Par ailleurs, un des piliers conceptuels de l’écologie de naguère, le « climax », est de plus en plus remis en cause. L’idée selon laquelle un écosystème perturbé tendra à revenir vers son état d’équilibre (le « climax ») s’affronte à celle qui considère ces communautés comme instables.
En outre, à l’image de la physique, par exemple, l’écologie scientifique recourt désormais à de grands équipements comme l’Ecotron, à Montpellier, ou la station expérimentale de Moulis (Ariège) : des dispositifs dans lesquels on place des portions d’écosystèmes dont on observe le comportement en faisant varier leurs conditions d’environnement (chaleur, humidité, etc.). A l’Ecotron va ainsi prochainement être étudiée la résistance d’une prairie du Massif central à des chocs climatiques.

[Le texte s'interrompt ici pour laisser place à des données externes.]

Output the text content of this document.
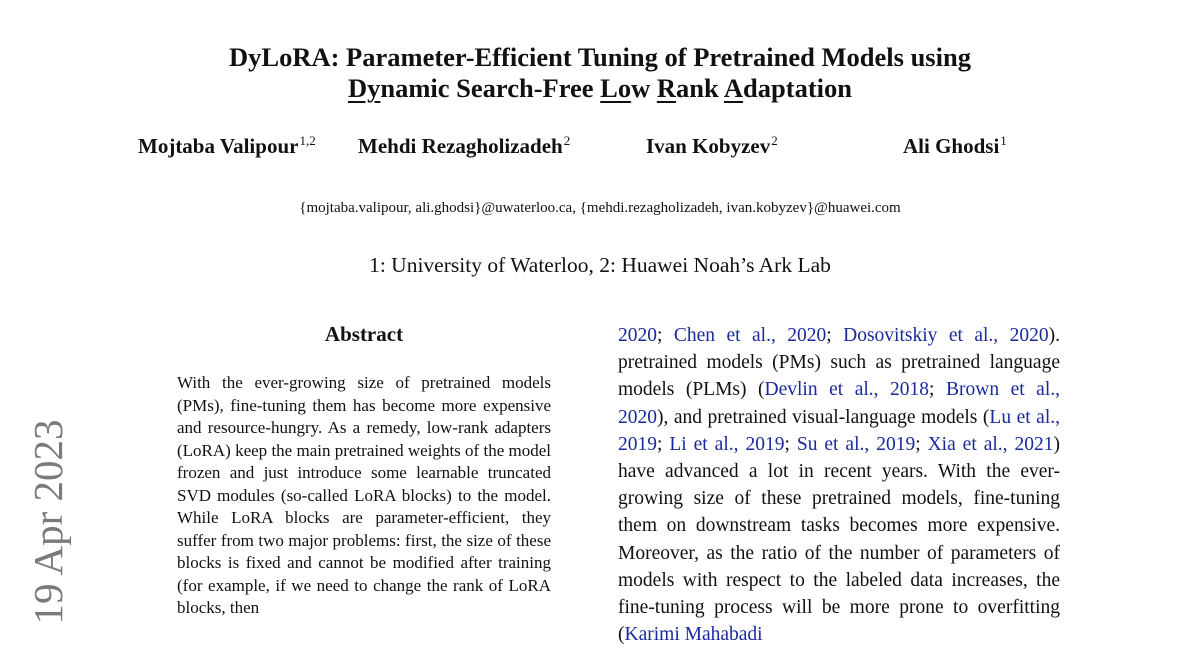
DyLoRA: Parameter-Efficient Tuning of Pretrained Models using
Dynamic Search-Free Low Rank Adaptation
Mojtaba Valipour$^{1,2}$ Mehdi Rezagholizadeh$^2$	Ivan Kobyzev$^2$	Ali Ghodsi$^1$
{mojtaba.valipour, ali.ghodsi}@uwaterloo.ca, {mehdi.rezagholizadeh, ivan.kobyzev}@huawei.com
1: University of Waterloo, 2: Huawei Noah’s Ark Lab
Abstract

With the ever-growing size of pretrained models (PMs), fine-tuning them has become more expensive and resource-hungry. As a remedy, low-rank adapters (LoRA) keep the main pretrained weights of the model frozen and just introduce some learnable truncated SVD modules (so-called LoRA blocks) to the model. While LoRA blocks are parameter-efficient, they suffer from two major problems: first, the size of these blocks is fixed and cannot be modified after training (for example, if we need to change the rank of LoRA blocks, then

2020; Chen et al., 2020; Dosovitskiy et al., 2020). pretrained models (PMs) such as pretrained language models (PLMs) (Devlin et al., 2018; Brown et al., 2020), and pretrained visual-language models (Lu et al., 2019; Li et al., 2019; Su et al., 2019; Xia et al., 2021) have advanced a lot in recent years. With the ever-growing size of these pretrained models, fine-tuning them on downstream tasks becomes more expensive. Moreover, as the ratio of the number of parameters of models with respect to the labeled data increases, the fine-tuning process will be more prone to overfitting (Karimi Mahabadi

19 Apr 2023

Ces méthodes nouvelles permettent d’éclairer une question qui s’est aussi imposée depuis vingt ans : la biosphère expérimente actuellement une grande crise d’extinction d’espèces. « Le bilan est sans appel, dit M. Thébaud, nous vivons une période de grande extinction. » Les scientifiques restent prudents sur les conséquences de cette crise. A quel point est-elle un problème ? Comment conserver les espèces ? Celles-ci sont-elles un bon indicateur de l’érosion de la biodiversité, ou faut-il plutôt raisonner en termes d’évolution des communautés ? La recherche a encore beaucoup à découvrir sur l’érosion globale de la diversité du vivant.
Depuis moins d’une dizaine d’années, un concept nouveau éclaire sur ses conséquences économiques : celui de « services écosystémiques », c’est-à-dire les « services » que la nature rend à l’humanité. Un exemple est celui d’une région de Chine, si polluée que les abeilles ne peuvent plus participer à la pollinisation des végétaux. Pour maintenir l’exploitation des arbres fruitiers, ceux-ci sont pollinisés à la main, ce qui met en évidence le rôle cardinal que peuvent jouer les écosystèmes sur certaines économies. « Ce concept suscite de vives discussions avec des conservationnistes traditionnels, qui refusent cette évaluation économique de la nature », dit Mme Larigauderie. Mais il facilite aussi la discussion avec la société, en montrant l’importance économique de la biodiversité. Il témoigne en tout cas que les écologues font bien plus qu’attraper des papillons.